Monday, June 22, 2020

Bankruptcy: Dischargeability of Debts - Company Funded & Controlled by Wife

     In the case of Old National Bank v. Reedy, Judge Tice of the United States Bankruptcy Court, Eastern District of Virginia, denied a complaint against dischargeability. In Reedy the debtor, a consultant on obtaining government contracts, had financial difficulties in his prior business operations. One year before he filed for bankruptcy, the debtor’s wife agreed to assist him from her own financial resources by capitalizing and operating a company in which she was the sole shareholder and through which husband could perform his consulting work. The creditor bank had argued that the establishment and operation of this business was a transfer with intent to defraud creditors. 
     The Court held that the case was devoid of any direct testimony by the debtor concerning specific intent to delay, hinder or defraud his creditors. Instead, there was credible evidence regarding the legitimate business purpose of setting up and operating the corporation in its present form. 

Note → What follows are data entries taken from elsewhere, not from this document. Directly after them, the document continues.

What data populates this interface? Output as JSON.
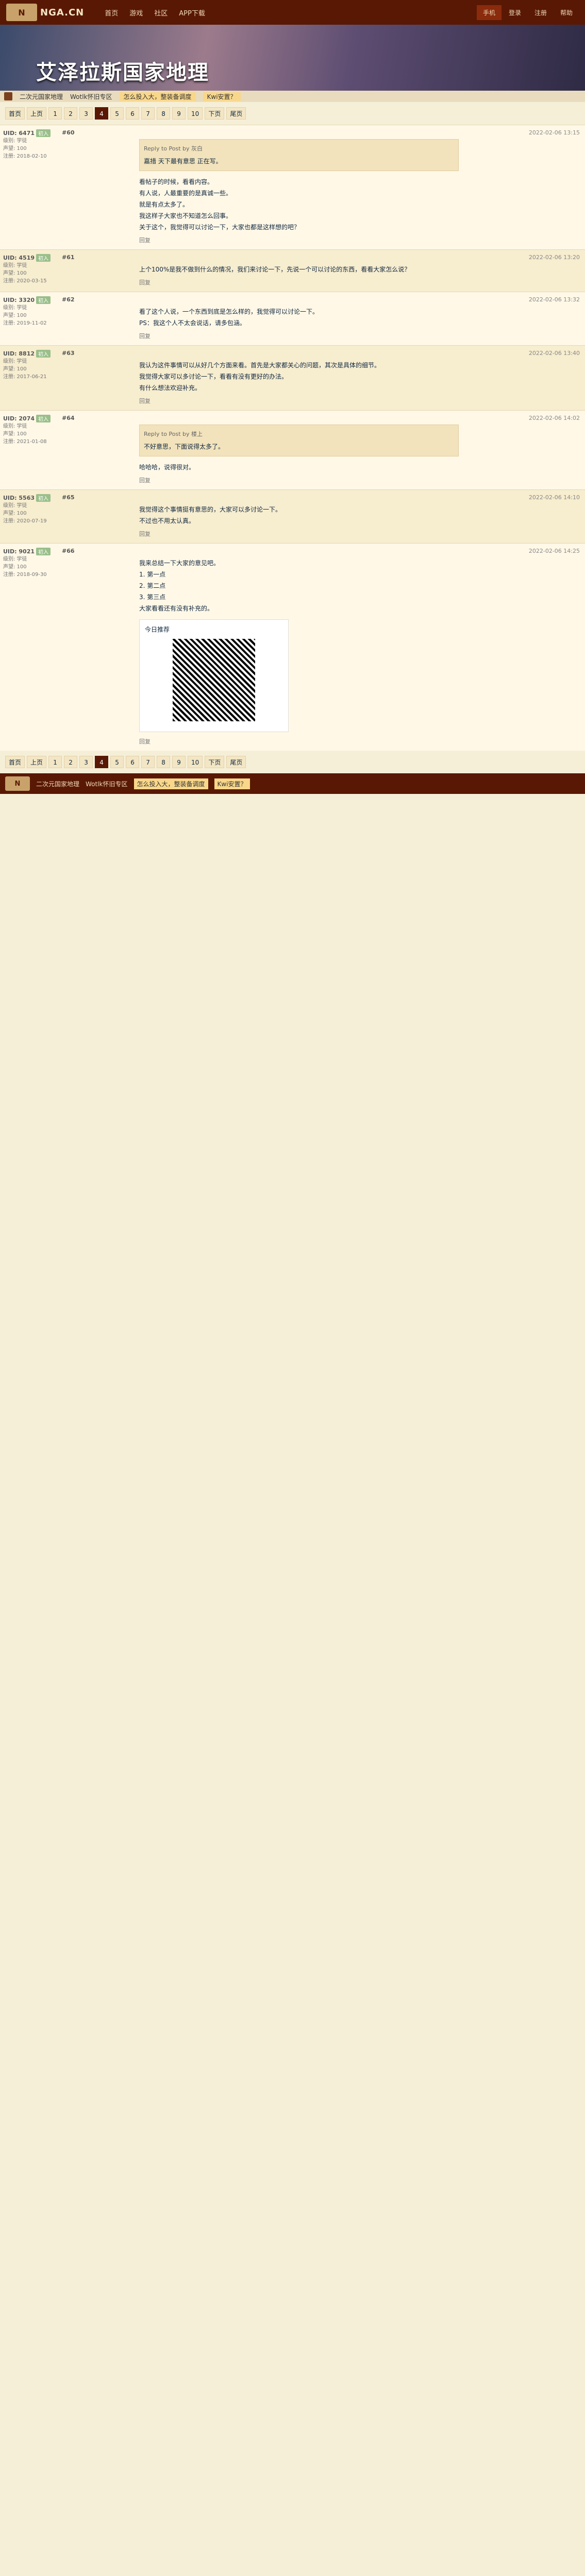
{
  "site": {
    "logo": "NGA.CN",
    "nav": [
      "首页",
      "游戏",
      "社区",
      "APP下载"
    ],
    "user_nav": [
      "手机",
      "登录",
      "注册",
      "帮助"
    ]
  },
  "banner": {
    "title": "艾泽拉斯国家地理",
    "strip": [
      "二次元国家地理",
      "Wotlk怀旧专区",
      "怎么投入大，整装备调度",
      "Kwi安置？"
    ]
  },
  "pager": {
    "items": [
      "首页",
      "上页",
      "1",
      "2",
      "3",
      "4",
      "5",
      "6",
      "7",
      "8",
      "9",
      "10",
      "下页",
      "尾页"
    ],
    "current": "4"
  },
  "posts": [
    {
      "uid": "UID: 6471",
      "tag": "初入",
      "meta": [
        "级别: 学徒",
        "声望: 100",
        "注册: 2018-02-10"
      ],
      "floor": "#60",
      "time": "2022-02-06 13:15",
      "reply_to": "Reply to Post by 灰白",
      "quote": "嘉措 天下最有意思 正在写。",
      "content": "看帖子的时候，看看内容。\n有人说，人最重要的是真诚一些。\n就是有点太多了。\n我这样子大家也不知道怎么回事。\n关于这个，我觉得可以讨论一下，大家也都是这样想的吧？",
      "footer": "回复"
    },
    {
      "uid": "UID: 4519",
      "tag": "初入",
      "meta": [
        "级别: 学徒",
        "声望: 100",
        "注册: 2020-03-15"
      ],
      "floor": "#61",
      "time": "2022-02-06 13:20",
      "content": "上个100%是我不做到什么的情况，我们来讨论一下，先说一个可以讨论的东西，看看大家怎么说？",
      "footer": "回复"
    },
    {
      "uid": "UID: 3320",
      "tag": "初入",
      "meta": [
        "级别: 学徒",
        "声望: 100",
        "注册: 2019-11-02"
      ],
      "floor": "#62",
      "time": "2022-02-06 13:32",
      "content": "看了这个人说，一个东西到底是怎么样的，我觉得可以讨论一下。\nPS：我这个人不太会说话，请多包涵。",
      "footer": "回复"
    },
    {
      "uid": "UID: 8812",
      "tag": "初入",
      "meta": [
        "级别: 学徒",
        "声望: 100",
        "注册: 2017-06-21"
      ],
      "floor": "#63",
      "time": "2022-02-06 13:40",
      "content": "我认为这件事情可以从好几个方面来看。首先是大家都关心的问题，其次是具体的细节。\n我觉得大家可以多讨论一下，看看有没有更好的办法。\n有什么想法欢迎补充。",
      "footer": "回复"
    },
    {
      "uid": "UID: 2074",
      "tag": "初入",
      "meta": [
        "级别: 学徒",
        "声望: 100",
        "注册: 2021-01-08"
      ],
      "floor": "#64",
      "time": "2022-02-06 14:02",
      "reply_to": "Reply to Post by 楼上",
      "quote": "不好意思，下面说得太多了。",
      "content": "哈哈哈，说得很对。",
      "footer": "回复"
    },
    {
      "uid": "UID: 5563",
      "tag": "初入",
      "meta": [
        "级别: 学徒",
        "声望: 100",
        "注册: 2020-07-19"
      ],
      "floor": "#65",
      "time": "2022-02-06 14:10",
      "content": "我觉得这个事情挺有意思的，大家可以多讨论一下。\n不过也不用太认真。",
      "footer": "回复"
    },
    {
      "uid": "UID: 9021",
      "tag": "初入",
      "meta": [
        "级别: 学徒",
        "声望: 100",
        "注册: 2018-09-30"
      ],
      "floor": "#66",
      "time": "2022-02-06 14:25",
      "content": "我来总结一下大家的意见吧。\n1. 第一点\n2. 第二点\n3. 第三点\n大家看看还有没有补充的。",
      "card_title": "今日推荐",
      "footer": "回复"
    }
  ],
  "footer_strip": [
    "二次元国家地理",
    "Wotlk怀旧专区",
    "怎么投入大，整装备调度",
    "Kwi安置？"
  ]
}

     In Reedy the debtor's wife completely capitalized the business and maintained the books and records while the debtor performed consulting services. Such control was a condition to the debtor's wife's capital contribution. Moreover, the debtor's wife initiated the incorporation of the business and had been the only stockholder since its inception. No transfer of stock ever occurred. 

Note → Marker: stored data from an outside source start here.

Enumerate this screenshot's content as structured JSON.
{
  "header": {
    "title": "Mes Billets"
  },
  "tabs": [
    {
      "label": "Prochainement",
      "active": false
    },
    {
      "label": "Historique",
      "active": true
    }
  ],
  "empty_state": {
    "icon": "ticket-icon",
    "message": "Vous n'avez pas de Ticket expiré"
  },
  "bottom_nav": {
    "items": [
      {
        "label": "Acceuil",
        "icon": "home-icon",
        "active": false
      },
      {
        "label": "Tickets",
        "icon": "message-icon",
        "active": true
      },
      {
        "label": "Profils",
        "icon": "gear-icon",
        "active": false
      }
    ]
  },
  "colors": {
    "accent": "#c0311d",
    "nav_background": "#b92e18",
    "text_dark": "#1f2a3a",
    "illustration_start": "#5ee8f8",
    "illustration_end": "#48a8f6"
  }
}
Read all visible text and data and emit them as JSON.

     In summary, the Court denied the creditor's request for two reasons. First, there was no transfer of property by the debtor. Although the debtor had earned some consulting commissions, there was no evidence that he had an established business or that he transferred a business to the corporation. He merely went to work for and rendered services to a new employer. There was no basis in the trial record for the Court to ignore the business as a separate and independent entity. The business's receipts of consulting income did not constitute transfers by the debtor. Second, there was no intent by the debtor to hinder or delay his creditors. The formation of the business by the wife almost a full year before the debtor filed bankruptcy served a legitimate business purpose of enabling the debtor's wife to assist him in dealing with his financial problems. The Court found that the new arrangement removed the debtors' ability to make imprudent financial decisions and gave wife the reassurance she needed if she was to assist him from her own independent financial resources.